The only way to describe ­accurately the joint local plan consultation is as an expensive PR exercise, or put more ­simply, a ‘faux consultation’.

In the South Hams alone, both the meetings that we have hosted as the Campaign for the Protection of Rural England, and those held by the parish councils, have illustrated that the public’s sense of frustration and outrage is only matched by the corresponding display of patronising arrogance of the South Hams District Council representatives.

For example, at the recent Green Park Way, Chillington, council hearing, which approved the building of 65 new houses, residents ­witnessed the council’s water consultant argue that run-off water would travel upwards against gravity to deny the

real flooding concerns of Chillington and Frogmore.

At Stokenham, the council’s favoured sea-view site to ­develop is Care Cross Green, which has been bitterly opposed by the parish council and the local community.

An alternative site has been submitted on Holbrook Terrace, which benefits from better highway access and, more importantly, the support of the local neighbourhood.

However, the council’s ­consultant has not even visited the alternative site, with it being utterly dismissed by his own statutory consultants.

On the majority of local ­matters, the JLP planners rely only on the council’s statutory consultants, as opposed to “local opinion or experience”.

The 504 houses allocated to Dartington illustrates that the council is laser-focused on big numbers in order to receive its new homes bonus payment.

This is illustrated further by 23 inappropriate housing ­applications being considered in the Area of Outstanding Natural Beauty.

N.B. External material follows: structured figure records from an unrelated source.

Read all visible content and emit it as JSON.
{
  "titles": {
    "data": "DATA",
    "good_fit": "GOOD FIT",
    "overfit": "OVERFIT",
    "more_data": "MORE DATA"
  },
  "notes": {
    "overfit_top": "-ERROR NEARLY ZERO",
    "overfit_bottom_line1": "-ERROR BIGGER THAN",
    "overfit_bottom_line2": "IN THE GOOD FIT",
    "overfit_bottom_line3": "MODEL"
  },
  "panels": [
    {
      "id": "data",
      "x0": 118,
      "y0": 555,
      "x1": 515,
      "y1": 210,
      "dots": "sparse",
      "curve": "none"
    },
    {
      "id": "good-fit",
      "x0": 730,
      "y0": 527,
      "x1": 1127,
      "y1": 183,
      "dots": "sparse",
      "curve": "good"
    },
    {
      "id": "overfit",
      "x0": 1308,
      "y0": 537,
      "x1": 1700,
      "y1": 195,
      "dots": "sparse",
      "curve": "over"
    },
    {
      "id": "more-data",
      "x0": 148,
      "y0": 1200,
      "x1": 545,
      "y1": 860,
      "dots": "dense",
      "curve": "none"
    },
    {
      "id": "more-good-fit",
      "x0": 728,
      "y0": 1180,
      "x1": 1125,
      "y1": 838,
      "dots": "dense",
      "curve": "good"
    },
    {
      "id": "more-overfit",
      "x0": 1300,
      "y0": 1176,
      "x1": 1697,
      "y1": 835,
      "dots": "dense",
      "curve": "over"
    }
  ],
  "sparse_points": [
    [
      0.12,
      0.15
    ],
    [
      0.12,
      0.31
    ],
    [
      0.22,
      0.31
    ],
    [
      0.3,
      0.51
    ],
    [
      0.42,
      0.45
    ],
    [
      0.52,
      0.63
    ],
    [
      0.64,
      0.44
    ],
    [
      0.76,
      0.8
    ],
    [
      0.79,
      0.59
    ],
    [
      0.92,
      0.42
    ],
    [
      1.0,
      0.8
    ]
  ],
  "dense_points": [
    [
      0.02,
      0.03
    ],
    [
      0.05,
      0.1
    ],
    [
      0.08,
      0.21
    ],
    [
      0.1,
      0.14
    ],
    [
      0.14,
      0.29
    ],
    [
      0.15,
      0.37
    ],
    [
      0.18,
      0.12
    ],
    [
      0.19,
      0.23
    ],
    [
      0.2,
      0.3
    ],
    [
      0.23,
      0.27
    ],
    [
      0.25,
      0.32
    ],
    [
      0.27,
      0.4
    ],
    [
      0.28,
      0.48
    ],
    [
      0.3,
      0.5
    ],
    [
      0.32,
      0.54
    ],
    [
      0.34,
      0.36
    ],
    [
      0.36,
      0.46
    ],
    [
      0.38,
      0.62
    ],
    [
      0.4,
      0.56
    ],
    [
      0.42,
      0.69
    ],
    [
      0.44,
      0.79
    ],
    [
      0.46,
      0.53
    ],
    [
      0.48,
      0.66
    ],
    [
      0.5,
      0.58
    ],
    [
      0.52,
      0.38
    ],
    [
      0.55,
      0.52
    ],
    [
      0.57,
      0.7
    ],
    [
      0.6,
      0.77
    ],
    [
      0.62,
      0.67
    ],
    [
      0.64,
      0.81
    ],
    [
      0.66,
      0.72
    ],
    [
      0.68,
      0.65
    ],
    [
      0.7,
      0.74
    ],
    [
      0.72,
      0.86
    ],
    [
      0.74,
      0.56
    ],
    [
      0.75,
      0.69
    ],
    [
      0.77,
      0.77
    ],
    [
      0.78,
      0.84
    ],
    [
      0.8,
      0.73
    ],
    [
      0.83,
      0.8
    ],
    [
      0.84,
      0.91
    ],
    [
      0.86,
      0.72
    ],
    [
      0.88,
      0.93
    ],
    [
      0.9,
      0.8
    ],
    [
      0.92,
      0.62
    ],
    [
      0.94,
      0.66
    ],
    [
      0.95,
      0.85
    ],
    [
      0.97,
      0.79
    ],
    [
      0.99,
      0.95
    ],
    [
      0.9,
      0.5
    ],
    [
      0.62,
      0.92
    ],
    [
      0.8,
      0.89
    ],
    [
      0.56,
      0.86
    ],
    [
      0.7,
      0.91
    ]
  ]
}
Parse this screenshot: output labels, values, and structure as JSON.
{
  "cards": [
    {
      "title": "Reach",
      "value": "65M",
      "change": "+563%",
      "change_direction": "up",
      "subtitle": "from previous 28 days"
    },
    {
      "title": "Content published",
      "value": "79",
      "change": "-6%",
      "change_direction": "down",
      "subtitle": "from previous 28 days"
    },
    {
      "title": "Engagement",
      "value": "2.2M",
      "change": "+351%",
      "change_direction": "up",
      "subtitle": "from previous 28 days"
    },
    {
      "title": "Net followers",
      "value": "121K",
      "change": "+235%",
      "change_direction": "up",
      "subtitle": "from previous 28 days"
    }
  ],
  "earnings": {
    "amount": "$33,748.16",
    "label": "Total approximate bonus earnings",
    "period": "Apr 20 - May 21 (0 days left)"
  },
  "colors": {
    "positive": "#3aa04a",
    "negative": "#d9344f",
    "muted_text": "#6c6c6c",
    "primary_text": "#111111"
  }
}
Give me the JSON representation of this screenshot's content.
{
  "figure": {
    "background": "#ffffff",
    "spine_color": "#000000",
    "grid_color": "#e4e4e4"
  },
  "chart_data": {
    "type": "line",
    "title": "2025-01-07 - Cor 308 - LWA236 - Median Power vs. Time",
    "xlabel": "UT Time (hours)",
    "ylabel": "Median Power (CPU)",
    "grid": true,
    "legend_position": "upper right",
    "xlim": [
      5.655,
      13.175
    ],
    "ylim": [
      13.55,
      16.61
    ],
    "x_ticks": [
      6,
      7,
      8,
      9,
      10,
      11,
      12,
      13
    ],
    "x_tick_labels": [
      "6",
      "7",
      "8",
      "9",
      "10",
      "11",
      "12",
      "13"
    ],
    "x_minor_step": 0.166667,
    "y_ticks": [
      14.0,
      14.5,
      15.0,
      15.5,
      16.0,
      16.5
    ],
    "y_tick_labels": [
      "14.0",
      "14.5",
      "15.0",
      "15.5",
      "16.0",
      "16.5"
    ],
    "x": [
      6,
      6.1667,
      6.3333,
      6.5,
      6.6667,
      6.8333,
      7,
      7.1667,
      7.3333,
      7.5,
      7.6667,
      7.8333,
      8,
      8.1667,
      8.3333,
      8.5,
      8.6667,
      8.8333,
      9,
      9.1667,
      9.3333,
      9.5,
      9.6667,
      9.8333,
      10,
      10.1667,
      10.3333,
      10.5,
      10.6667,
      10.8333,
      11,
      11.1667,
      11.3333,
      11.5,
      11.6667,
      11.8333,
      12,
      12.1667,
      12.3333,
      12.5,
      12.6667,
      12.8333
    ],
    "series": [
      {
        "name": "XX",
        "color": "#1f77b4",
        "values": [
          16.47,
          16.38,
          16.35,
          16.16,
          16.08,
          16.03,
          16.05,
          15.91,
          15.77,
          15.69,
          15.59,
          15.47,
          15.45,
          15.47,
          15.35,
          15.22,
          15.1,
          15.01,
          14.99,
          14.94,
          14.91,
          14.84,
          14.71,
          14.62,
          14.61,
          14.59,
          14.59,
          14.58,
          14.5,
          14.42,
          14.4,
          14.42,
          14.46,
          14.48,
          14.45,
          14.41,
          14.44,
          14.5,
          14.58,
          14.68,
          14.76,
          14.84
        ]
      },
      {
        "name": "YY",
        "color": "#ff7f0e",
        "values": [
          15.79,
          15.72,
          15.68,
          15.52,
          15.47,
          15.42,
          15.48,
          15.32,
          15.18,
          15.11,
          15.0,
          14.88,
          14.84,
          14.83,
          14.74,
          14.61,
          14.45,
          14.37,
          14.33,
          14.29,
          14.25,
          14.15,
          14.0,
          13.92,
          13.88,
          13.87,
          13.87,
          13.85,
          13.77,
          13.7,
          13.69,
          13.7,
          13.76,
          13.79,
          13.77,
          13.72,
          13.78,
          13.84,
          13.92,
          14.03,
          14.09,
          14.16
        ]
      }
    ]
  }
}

The examples are endless, with the council targeting and approving building regardless of local opinion or demand.

It also makes a mockery of the Localism Act of 2011 and shows how this JLP ‘consultation’ is quite meaningless.

The broader question that the JLP fails to answer is the flawed methodology for calculating housing demand.

The council falls back on Office of National Statistics ­projections, but these figures for the past five years have been sensationally wrong.

The ONS overestimated housing demand in the south west by 23 per cent and underestimated demand in the south east by 63 per cent, yet at no stage does our council ­challenge these erroneous ­calculations.

Similarly, the JLP targets 3,000 houses in excess of the central government target, but there is no plan or provision for new doctors’ surgeries, schools or road infrastructure. A point made more poignant by the closing of Dartmouth and Kingswear Community Hospital.

In summary, the veneer of a JLP public consultation, in ­combination with the changes to the local planning guidelines, will now render the National Planning Policy Framework simply as a developer’s charter.

For the most part, the public is ignored by our national and local politicians. However, with May 4 and June 8 looming, this could be the last opportunity to register your concern and get a more concrete commitment to challenge this ruinous policy for the South Hams.